Fighting Pandemics with Data Analytics
Historical approaches versus data analytics: which one will prevail? Historical approaches are slow and reliable as they go through the hospital reports, whereas data analytics such as data mining give us a more accurate picture of when and where the next pandemic is going to emerge or how to avoid one which is unfolding before us. Both the approaches do add value in any given outbreak in charting out progression for combating infectious diseases.
But novel datasets subjected to data-analytics do have enormous edge to overcome the challenges in pandemics including the current COVID-19. A case in point is BlueDot, an infectious disease data analytics firm, which has successfully predicted Zika to the US by contextualizing ecological data, world itineraries, global population data, environmental and other factors.
What do we know so far? The COVID-19 has provided us with datasets of travel history, onset dates as well as confirmation dates, symptoms and a global map to chart on. Though the current data available is updated, a lot of data are outdated as the pandemic unfolds rapidly. It must be remembered no single sector, no single country, no single doctor and no single individual can solve the current global health crisis. To make sense of the raw data, a unified behemoth effort is required by the health agencies and data firms to transmit and translate the practices on the use of data across the globe.
Resilience in Global Health Data
The inaccessibility of health data, the perennial question of privacy and the fear of medical error are all questions of vital importance when addressing global health crisis. The search for balance and need to have access to data for valuable life-saving inputs, identifying persons at risk and applying appropriate medical measures are where global health data can step in. Since the data on COVID-19 leans heavily on information found online as well as on the information released by the public health officials of each countries, it is difficult to draw analysis to address the crisis on unverified data.
For the sake of resilience in Global Health Data the World Health Organization has designed a SOLIDARITY trial which is a robust data sharing study to suppress and control the current pandemic as well as to provide data for the most effective treatment for our fight against COVID-19. However, till date only ten countries have joined the trial. SOLIDARITY will pool resources from across the countries and will provide verified and vetted information to battle COVID-19. We urge all the countries that are fighting the current global health battle to share information and be part of this global health data movement.
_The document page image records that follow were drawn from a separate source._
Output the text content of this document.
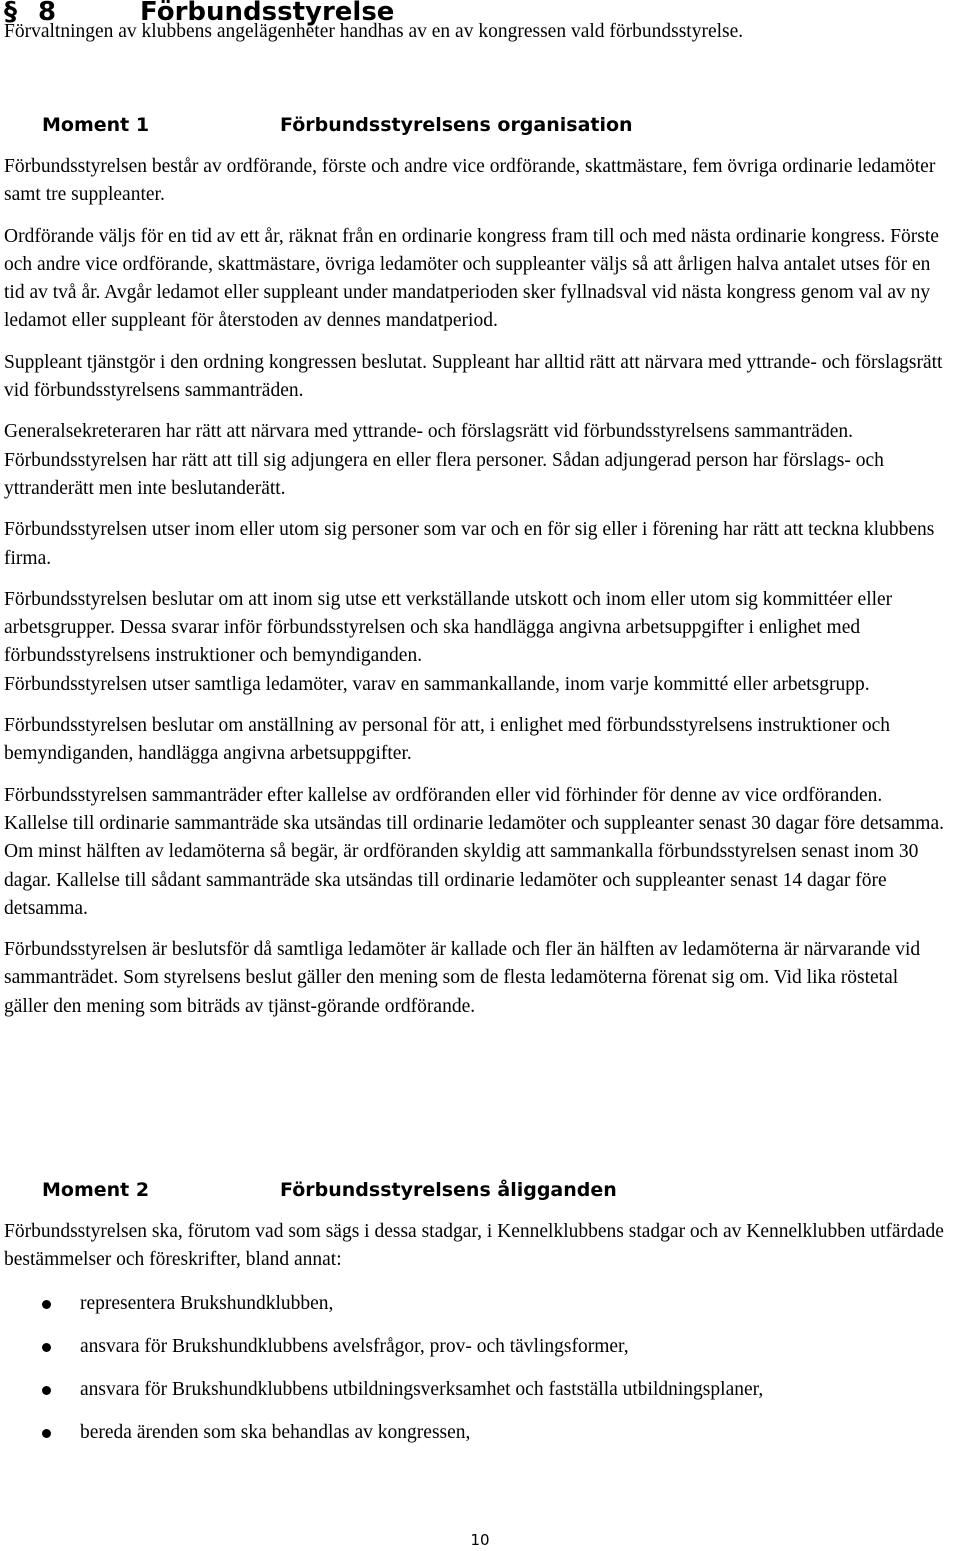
§ 8	Förbundsstyrelse
Förvaltningen av klubbens angelägenheter handhas av en av kongressen vald förbundsstyrelse.
Moment 1	Förbundsstyrelsens organisation

Förbundsstyrelsen består av ordförande, förste och andre vice ordförande, skattmästare, fem övriga ordinarie ledamöter samt tre suppleanter.

Ordförande väljs för en tid av ett år, räknat från en ordinarie kongress fram till och med nästa ordinarie kongress. Förste och andre vice ordförande, skattmästare, övriga ledamöter och suppleanter väljs så att årligen halva antalet utses för en tid av två år. Avgår ledamot eller suppleant under mandatperioden sker fyllnadsval vid nästa kongress genom val av ny ledamot eller suppleant för återstoden av dennes mandatperiod.

Suppleant tjänstgör i den ordning kongressen beslutat. Suppleant har alltid rätt att närvara med yttrande- och förslagsrätt vid förbundsstyrelsens sammanträden.

Generalsekreteraren har rätt att närvara med yttrande- och förslagsrätt vid förbundsstyrelsens sammanträden. Förbundsstyrelsen har rätt att till sig adjungera en eller flera personer. Sådan adjungerad person har förslags- och yttranderätt men inte beslutanderätt.

Förbundsstyrelsen utser inom eller utom sig personer som var och en för sig eller i förening har rätt att teckna klubbens firma.

Förbundsstyrelsen beslutar om att inom sig utse ett verkställande utskott och inom eller utom sig kommittéer eller arbetsgrupper. Dessa svarar inför förbundsstyrelsen och ska handlägga angivna arbetsuppgifter i enlighet med förbundsstyrelsens instruktioner och bemyndiganden.

Förbundsstyrelsen utser samtliga ledamöter, varav en sammankallande, inom varje kommitté eller arbetsgrupp.

Förbundsstyrelsen beslutar om anställning av personal för att, i enlighet med förbundsstyrelsens instruktioner och bemyndiganden, handlägga angivna arbetsuppgifter.

Förbundsstyrelsen sammanträder efter kallelse av ordföranden eller vid förhinder för denne av vice ordföranden. Kallelse till ordinarie sammanträde ska utsändas till ordinarie ledamöter och suppleanter senast 30 dagar före detsamma. Om minst hälften av ledamöterna så begär, är ordföranden skyldig att sammankalla förbundsstyrelsen senast inom 30 dagar. Kallelse till sådant sammanträde ska utsändas till ordinarie ledamöter och suppleanter senast 14 dagar före detsamma.

Förbundsstyrelsen är beslutsför då samtliga ledamöter är kallade och fler än hälften av ledamöterna är närvarande vid sammanträdet. Som styrelsens beslut gäller den mening som de flesta ledamöterna förenat sig om. Vid lika röstetal gäller den mening som biträds av tjänst-görande ordförande.

Moment 2	Förbundsstyrelsens åligganden

Förbundsstyrelsen ska, förutom vad som sägs i dessa stadgar, i Kennelklubbens stadgar och av Kennelklubben utfärdade bestämmelser och föreskrifter, bland annat:

representera Brukshundklubben,
ansvara för Brukshundklubbens avelsfrågor, prov- och tävlingsformer,
ansvara för Brukshundklubbens utbildningsverksamhet och fastställa utbildningsplaner,
bereda ärenden som ska behandlas av kongressen,
10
The unpredictability of globalised pandemics needs health data to draw counter measures. The countries today need to avail the choice of global collectivism and cohesiveness which will lead to bridging the gap of information vacuum in global health data. This will lead to predict progression which will help prevent the current and future pandemics of the 21st century.
Bio:
Jitamanyu Sahoo & Syed Mujtaba Hussain are Research Scholars working in Comparative Heath Law, Human Security & Constitutional Law.